Central Florida residents sue Ron DeSantis for causing ‘significant injury to taxpayers’

Central Florida residents sue Ron DeSantis for causing ‘significant injury to taxpayers’

When Disney spoke out against Florida’s blatantly anti-gay and anti-trans “Don’t Say Gay” bill, Gov. Ron DeSantis retaliated by ending the special tax/business arrangement that Disney has had in the Orlando area for 55 years. DeSantis’ act of revenge, according to some economists, will cause economic hardship for residents of Osceola County and Orange County — as those counties will have to absorb Disney’s bond debt and can expect to pay higher property taxes (possibly, 25% higher). And three residents of Central Florida have filed a lawsuit against the state because of the economic pain DeSantis is inflicting on them.

DeSantis is insisting that Disney will pay the bond debt, not property owners in Osceola County and Orange County. But the three Florida taxpayers who filed the lawsuit, one from Orange County and two from Osceola County, obviously don’t believe him. And their lawsuit challenges the Florida bill that was signed into law by DeSantis and ended the Reedy Creek Improvement District and dissolved Disney’s special tax/business arrangement with the Sunshine State.

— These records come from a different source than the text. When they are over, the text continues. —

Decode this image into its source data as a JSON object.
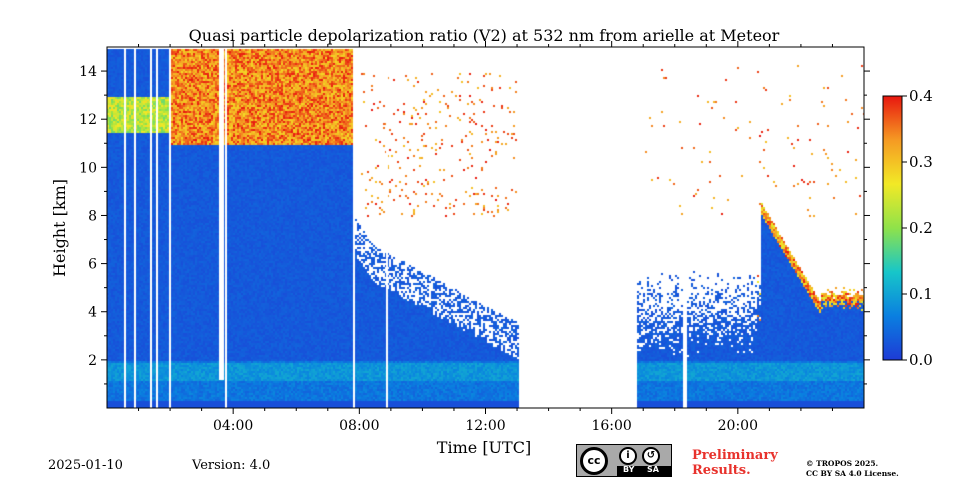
{
  "chart_data": {
    "type": "heatmap",
    "title": "Quasi particle depolarization ratio (V2) at 532 nm from arielle at Meteor",
    "xlabel": "Time [UTC]",
    "ylabel": "Height [km]",
    "xlim": [
      0,
      24
    ],
    "ylim": [
      0,
      15
    ],
    "x_ticks": [
      "04:00",
      "08:00",
      "12:00",
      "16:00",
      "20:00"
    ],
    "y_ticks": [
      "2",
      "4",
      "6",
      "8",
      "10",
      "12",
      "14"
    ],
    "colorbar": {
      "range": [
        0.0,
        0.4
      ],
      "ticks": [
        "0.0",
        "0.1",
        "0.2",
        "0.3",
        "0.4"
      ],
      "colors": [
        "#1e3bd6",
        "#0a7fe0",
        "#17c6c9",
        "#8fe24a",
        "#f2e926",
        "#f59a23",
        "#e8170f"
      ]
    },
    "layers": [
      {
        "name": "boundary layer",
        "x_range": [
          0,
          24
        ],
        "height_km": [
          0.3,
          2.0
        ],
        "value": 0.05
      },
      {
        "name": "lower troposphere",
        "x_range": [
          0,
          13
        ],
        "height_km": [
          2.0,
          8.0
        ],
        "value": 0.02
      },
      {
        "name": "high cirrus",
        "x_range": [
          2,
          8
        ],
        "height_km": [
          11,
          15
        ],
        "value": 0.35
      },
      {
        "name": "descending cloud",
        "x_range": [
          20.6,
          24
        ],
        "height_km": [
          4.3,
          8.7
        ],
        "value": 0.35
      }
    ],
    "data_gaps_hours": [
      [
        13.0,
        16.8
      ],
      [
        18.2,
        18.35
      ]
    ]
  },
  "footer": {
    "date": "2025-01-10",
    "version": "Version: 4.0",
    "license_badge": {
      "by": "BY",
      "sa": "SA"
    },
    "preliminary": [
      "Preliminary",
      "Results."
    ],
    "copyright": [
      "© TROPOS 2025.",
      "CC BY SA 4.0 License."
    ]
  }
}
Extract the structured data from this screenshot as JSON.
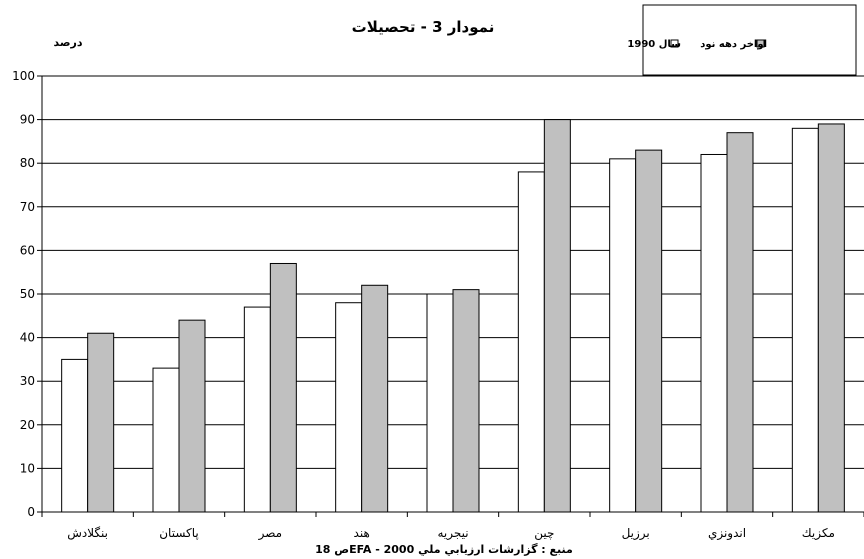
{
  "chart_data": {
    "type": "bar",
    "title": "نمودار 3 - تحصيلات",
    "ylabel": "درصد",
    "source": "منبع : گزارشات ارزيابي ملي 2000  -  EFAص 18",
    "ylim": [
      0,
      100
    ],
    "yticks": [
      0,
      10,
      20,
      30,
      40,
      50,
      60,
      70,
      80,
      90,
      100
    ],
    "grid": true,
    "legend_position": "top-right",
    "categories": [
      "بنگلادش",
      "پاكستان",
      "مصر",
      "هند",
      "نيجريه",
      "چين",
      "برزيل",
      "اندونزي",
      "مكزيك"
    ],
    "series": [
      {
        "name": "سال 1990",
        "color": "#ffffff",
        "values": [
          35,
          33,
          47,
          48,
          50,
          78,
          81,
          82,
          88
        ]
      },
      {
        "name": "اواخر دهه نود",
        "color": "#c0c0c0",
        "values": [
          41,
          44,
          57,
          52,
          51,
          90,
          83,
          87,
          89
        ]
      }
    ]
  }
}
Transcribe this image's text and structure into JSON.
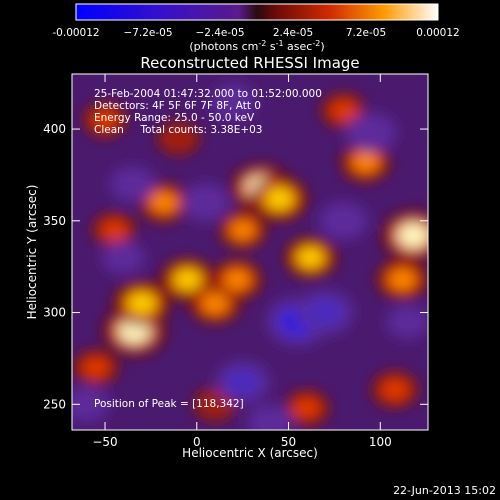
{
  "colorbar": {
    "tick_labels": [
      "-0.00012",
      "−7.2e-05",
      "−2.4e-05",
      "2.4e-05",
      "7.2e-05",
      "0.00012"
    ],
    "unit_label_parts": [
      "(photons cm",
      "-2",
      " s",
      "-1",
      " asec",
      "-2",
      ")"
    ]
  },
  "chart_data": {
    "type": "heatmap",
    "title": "Reconstructed RHESSI Image",
    "xlabel": "Heliocentric X (arcsec)",
    "ylabel": "Heliocentric Y (arcsec)",
    "xlim": [
      -68,
      126
    ],
    "ylim": [
      236,
      430
    ],
    "x_ticks": [
      -50,
      0,
      50,
      100
    ],
    "y_ticks": [
      250,
      300,
      350,
      400
    ],
    "color_range": [
      -0.00012,
      0.00012
    ],
    "blobs": [
      {
        "x": -34,
        "y": 290,
        "value": 0.00012
      },
      {
        "x": -30,
        "y": 305,
        "value": 9.5e-05
      },
      {
        "x": -55,
        "y": 270,
        "value": 5e-05
      },
      {
        "x": -5,
        "y": 318,
        "value": 8.5e-05
      },
      {
        "x": 10,
        "y": 305,
        "value": 7.5e-05
      },
      {
        "x": 22,
        "y": 318,
        "value": 7e-05
      },
      {
        "x": 35,
        "y": 368,
        "value": 0.00011
      },
      {
        "x": 45,
        "y": 362,
        "value": 9.5e-05
      },
      {
        "x": 25,
        "y": 345,
        "value": 6e-05
      },
      {
        "x": 62,
        "y": 330,
        "value": 8e-05
      },
      {
        "x": 92,
        "y": 382,
        "value": 7e-05
      },
      {
        "x": 118,
        "y": 342,
        "value": 0.00012
      },
      {
        "x": 112,
        "y": 318,
        "value": 7.5e-05
      },
      {
        "x": 108,
        "y": 258,
        "value": 5.5e-05
      },
      {
        "x": 60,
        "y": 248,
        "value": 5e-05
      },
      {
        "x": -18,
        "y": 360,
        "value": 7e-05
      },
      {
        "x": -50,
        "y": 405,
        "value": 4.5e-05
      },
      {
        "x": -10,
        "y": 395,
        "value": 4e-05
      },
      {
        "x": 80,
        "y": 410,
        "value": 5e-05
      },
      {
        "x": 10,
        "y": 250,
        "value": 4e-05
      },
      {
        "x": -45,
        "y": 345,
        "value": 4.5e-05
      },
      {
        "x": 55,
        "y": 295,
        "value": -0.00011
      },
      {
        "x": 70,
        "y": 300,
        "value": -9e-05
      },
      {
        "x": 25,
        "y": 262,
        "value": -8e-05
      },
      {
        "x": 95,
        "y": 398,
        "value": -7e-05
      },
      {
        "x": 5,
        "y": 360,
        "value": -6e-05
      },
      {
        "x": -35,
        "y": 370,
        "value": -5e-05
      },
      {
        "x": 80,
        "y": 350,
        "value": -6e-05
      },
      {
        "x": -40,
        "y": 330,
        "value": -4e-05
      },
      {
        "x": 40,
        "y": 240,
        "value": -5e-05
      },
      {
        "x": 115,
        "y": 295,
        "value": -4e-05
      },
      {
        "x": -60,
        "y": 250,
        "value": -5e-05
      },
      {
        "x": 20,
        "y": 415,
        "value": -5e-05
      }
    ],
    "annotations": {
      "time_range": "25-Feb-2004 01:47:32.000 to 01:52:00.000",
      "detectors": "Detectors: 4F 5F 6F 7F 8F, Att 0",
      "energy": "Energy Range: 25.0 - 50.0 keV",
      "method": "Clean     Total counts: 3.38E+03",
      "peak": "Position of Peak = [118,342]"
    }
  },
  "footer": {
    "date": "22-Jun-2013 15:02"
  }
}
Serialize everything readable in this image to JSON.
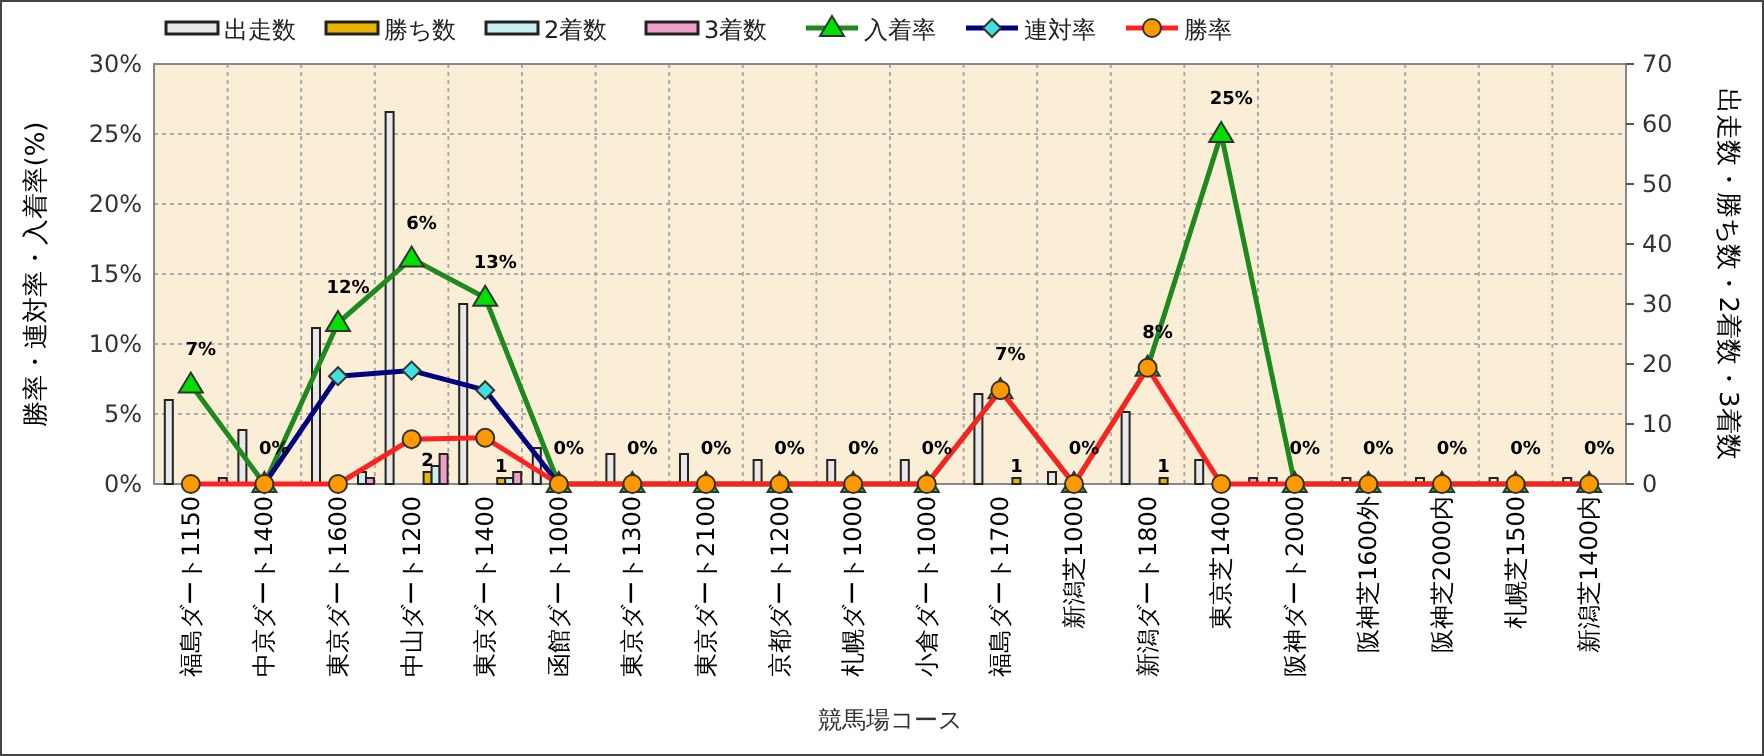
{
  "chart_data": {
    "type": "bar",
    "xlabel": "競馬場コース",
    "ylabel": "勝率・連対率・入着率(%)",
    "y2label": "出走数・勝ち数・2着数・3着数",
    "categories": [
      "福島ダート1150",
      "中京ダート1400",
      "東京ダート1600",
      "中山ダート1200",
      "東京ダート1400",
      "函館ダート1000",
      "東京ダート1300",
      "東京ダート2100",
      "京都ダート1200",
      "札幌ダート1000",
      "小倉ダート1000",
      "福島ダート1700",
      "新潟芝1000",
      "新潟ダート1800",
      "東京芝1400",
      "阪神ダート2000",
      "阪神芝1600外",
      "阪神芝2000内",
      "札幌芝1500",
      "新潟芝1400内"
    ],
    "series": [
      {
        "name": "出走数",
        "axis": "y2",
        "color": "#e8e8e8",
        "values": [
          14,
          9,
          26,
          62,
          30,
          6,
          5,
          5,
          4,
          4,
          4,
          15,
          2,
          12,
          4,
          1,
          1,
          1,
          1,
          1
        ]
      },
      {
        "name": "勝ち数",
        "axis": "y2",
        "color": "#e8b400",
        "values": [
          0,
          0,
          0,
          2,
          1,
          0,
          0,
          0,
          0,
          0,
          0,
          1,
          0,
          1,
          0,
          0,
          0,
          0,
          0,
          0
        ],
        "value_labels": [
          null,
          null,
          null,
          "2",
          "1",
          null,
          null,
          null,
          null,
          null,
          null,
          "1",
          null,
          "1",
          null,
          null,
          null,
          null,
          null,
          null
        ]
      },
      {
        "name": "2着数",
        "axis": "y2",
        "color": "#c8f0f0",
        "values": [
          0,
          0,
          2,
          3,
          1,
          0,
          0,
          0,
          0,
          0,
          0,
          0,
          0,
          0,
          0,
          0,
          0,
          0,
          0,
          0
        ]
      },
      {
        "name": "3着数",
        "axis": "y2",
        "color": "#f0a0c8",
        "values": [
          1,
          0,
          1,
          5,
          2,
          0,
          0,
          0,
          0,
          0,
          0,
          0,
          0,
          0,
          1,
          0,
          0,
          0,
          0,
          0
        ]
      },
      {
        "name": "入着率",
        "type": "line",
        "color": "#1e8a1e",
        "marker": "triangle",
        "values": [
          7.1,
          0,
          11.5,
          16.1,
          13.3,
          0,
          0,
          0,
          0,
          0,
          0,
          6.7,
          0,
          8.3,
          25,
          0,
          0,
          0,
          0,
          0
        ],
        "value_labels": [
          "7%",
          "0%",
          "12%",
          null,
          "13%",
          "0%",
          "0%",
          "0%",
          "0%",
          "0%",
          "0%",
          "7%",
          "0%",
          "8%",
          "25%",
          "0%",
          "0%",
          "0%",
          "0%",
          "0%"
        ]
      },
      {
        "name": "連対率",
        "type": "line",
        "color": "#000080",
        "marker": "diamond",
        "values": [
          null,
          0,
          7.7,
          8.1,
          6.7,
          0,
          null,
          null,
          null,
          null,
          null,
          null,
          null,
          null,
          null,
          null,
          null,
          null,
          null,
          null
        ]
      },
      {
        "name": "勝率",
        "type": "line",
        "color": "#ff2020",
        "marker": "circle",
        "values": [
          0,
          0,
          0,
          3.2,
          3.3,
          0,
          0,
          0,
          0,
          0,
          0,
          6.7,
          0,
          8.3,
          0,
          0,
          0,
          0,
          0,
          0
        ]
      }
    ],
    "ylim": [
      0,
      30
    ],
    "yticks": [
      {
        "value": 0,
        "label": "0%"
      },
      {
        "value": 5,
        "label": "5%"
      },
      {
        "value": 10,
        "label": "10%"
      },
      {
        "value": 15,
        "label": "15%"
      },
      {
        "value": 20,
        "label": "20%"
      },
      {
        "value": 25,
        "label": "25%"
      },
      {
        "value": 30,
        "label": "30%"
      }
    ],
    "y2lim": [
      0,
      70
    ],
    "y2ticks": [
      0,
      10,
      20,
      30,
      40,
      50,
      60,
      70
    ],
    "annotations": [
      {
        "text": "6%",
        "x": "中山ダート1200",
        "y": 16.1
      }
    ],
    "grid": true,
    "legend": "top"
  }
}
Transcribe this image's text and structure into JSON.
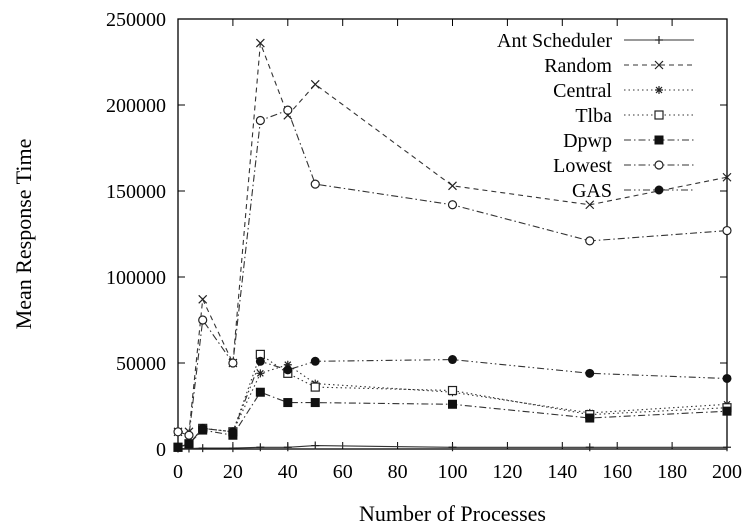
{
  "chart_data": {
    "type": "line",
    "xlabel": "Number of Processes",
    "ylabel": "Mean Response Time",
    "xlim": [
      0,
      200
    ],
    "ylim": [
      0,
      250000
    ],
    "xticks": [
      0,
      20,
      40,
      60,
      80,
      100,
      120,
      140,
      160,
      180,
      200
    ],
    "yticks": [
      0,
      50000,
      100000,
      150000,
      200000,
      250000
    ],
    "grid": false,
    "legend_position": "top-right",
    "series": [
      {
        "name": "Ant Scheduler",
        "marker": "plus",
        "dash": "solid",
        "x": [
          0,
          4,
          9,
          20,
          30,
          40,
          50,
          100,
          150,
          200
        ],
        "y": [
          300,
          300,
          500,
          500,
          1000,
          1000,
          2000,
          1000,
          1000,
          1000
        ]
      },
      {
        "name": "Random",
        "marker": "cross",
        "dash": "dashed",
        "x": [
          0,
          4,
          9,
          20,
          30,
          40,
          50,
          100,
          150,
          200
        ],
        "y": [
          10000,
          10000,
          87000,
          50000,
          236000,
          194000,
          212000,
          153000,
          142000,
          158000
        ]
      },
      {
        "name": "Central",
        "marker": "star",
        "dash": "dotted",
        "x": [
          0,
          4,
          9,
          20,
          30,
          40,
          50,
          100,
          150,
          200
        ],
        "y": [
          1000,
          3000,
          12000,
          10000,
          44000,
          49000,
          38000,
          33000,
          21000,
          26000
        ]
      },
      {
        "name": "Tlba",
        "marker": "open-square",
        "dash": "dotted",
        "x": [
          0,
          4,
          9,
          20,
          30,
          40,
          50,
          100,
          150,
          200
        ],
        "y": [
          1000,
          3000,
          12000,
          10000,
          55000,
          44000,
          36000,
          34000,
          20000,
          24000
        ]
      },
      {
        "name": "Dpwp",
        "marker": "filled-square",
        "dash": "dashdot",
        "x": [
          0,
          4,
          9,
          20,
          30,
          40,
          50,
          100,
          150,
          200
        ],
        "y": [
          1000,
          3000,
          11000,
          8000,
          33000,
          27000,
          27000,
          26000,
          18000,
          22000
        ]
      },
      {
        "name": "Lowest",
        "marker": "open-circle",
        "dash": "dashdot",
        "x": [
          0,
          4,
          9,
          20,
          30,
          40,
          50,
          100,
          150,
          200
        ],
        "y": [
          10000,
          8000,
          75000,
          50000,
          191000,
          197000,
          154000,
          142000,
          121000,
          127000
        ]
      },
      {
        "name": "GAS",
        "marker": "filled-circle",
        "dash": "dashdotdot",
        "x": [
          0,
          4,
          9,
          20,
          30,
          40,
          50,
          100,
          150,
          200
        ],
        "y": [
          1000,
          3000,
          12000,
          10000,
          51000,
          46000,
          51000,
          52000,
          44000,
          41000
        ]
      }
    ]
  }
}
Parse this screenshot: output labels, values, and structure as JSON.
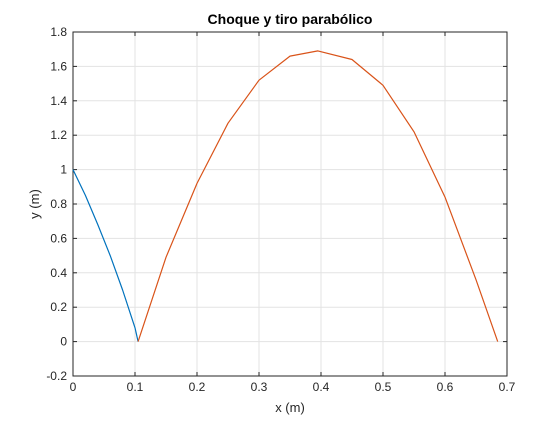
{
  "chart_data": {
    "type": "line",
    "title": "Choque y tiro parabólico",
    "xlabel": "x (m)",
    "ylabel": "y (m)",
    "xlim": [
      0,
      0.7
    ],
    "ylim": [
      -0.2,
      1.8
    ],
    "xticks": [
      0,
      0.1,
      0.2,
      0.3,
      0.4,
      0.5,
      0.6,
      0.7
    ],
    "xtick_labels": [
      "0",
      "0.1",
      "0.2",
      "0.3",
      "0.4",
      "0.5",
      "0.6",
      "0.7"
    ],
    "yticks": [
      -0.2,
      0,
      0.2,
      0.4,
      0.6,
      0.8,
      1,
      1.2,
      1.4,
      1.6,
      1.8
    ],
    "ytick_labels": [
      "-0.2",
      "0",
      "0.2",
      "0.4",
      "0.6",
      "0.8",
      "1",
      "1.2",
      "1.4",
      "1.6",
      "1.8"
    ],
    "grid": true,
    "legend": "none",
    "series": [
      {
        "color": "#0072BD",
        "x": [
          0,
          0.02,
          0.04,
          0.06,
          0.08,
          0.1,
          0.105
        ],
        "y": [
          1.0,
          0.85,
          0.68,
          0.5,
          0.3,
          0.08,
          0.0
        ]
      },
      {
        "color": "#D95319",
        "x": [
          0.105,
          0.15,
          0.2,
          0.25,
          0.3,
          0.35,
          0.395,
          0.45,
          0.5,
          0.55,
          0.6,
          0.65,
          0.685
        ],
        "y": [
          0.0,
          0.49,
          0.92,
          1.27,
          1.52,
          1.66,
          1.69,
          1.64,
          1.49,
          1.22,
          0.84,
          0.36,
          0.0
        ]
      }
    ]
  }
}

“In a lawsuit filed in federal court,” ClickOrlando’s Christie Zizo reports in an article published on May 4, “the plaintiffs say the bill should be declared unconstitutional because it violates taxpayers’ federal constitutional rights, and say the bill will lead to ‘significant injury to taxpayers.’ (In April), the Florida Legislature passed a law dissolving six special districts in the state, including the Reedy Creek Improvement District. The RCID governs Disney property, handles utilities, fire and EMS services, writes permits and takes out bonds to finance infrastructure projects.”

Zizo adds, “The lawsuit cites media reports featuring experts and political officials who say RCID’s $1 billion to $2 billion in bond debt will have to be absorbed by local governments, along with the cost to maintain utilities, infrastructure and other services that the RCID provides the area. That could mean higher taxes for county residents without the approval of those residents, which the suit alleges is a violation of Florida’s taxpayer bill of rights.”

The lawsuit describes DeSantis’ actions against Disney as an act of revenge and specifically mentions the Parental Rights in Education Act of 2022, a.k.a. the “Don’t Say Gay” law, which will go into effect on July 1.

The lawsuit reads, “It is without question that defendant Governor DeSantis intended to punish Disney for a 1st Amendment protected ground of free speech. Defendant’s violation of Disney’s 1st Amendment rights, directly resulted in a violation of plaintiffs’ 14th Amendment rights to due process of law.”

DeSantis, who narrowly defeated Democratic nominee and former Tallahassee Mayor Andrew Gillum in Florida’s 2018 gubernatorial race, is up for reelection in the 2022 midterms —and polling from the Florida Chamber of Commerce and Cherry Communications released in early April indicated that he is likely to be reelected. That poll found that in hypothetical head-to-head matchups, DeSantis enjoyed double-digit leads over his potential Democratic challengers, including Rep. Charlie Crist (a former Florida governor and ex-Republican), Florida Agricultural Commissioner Nikki Fried and Florida State Sen. Annette Taddeo.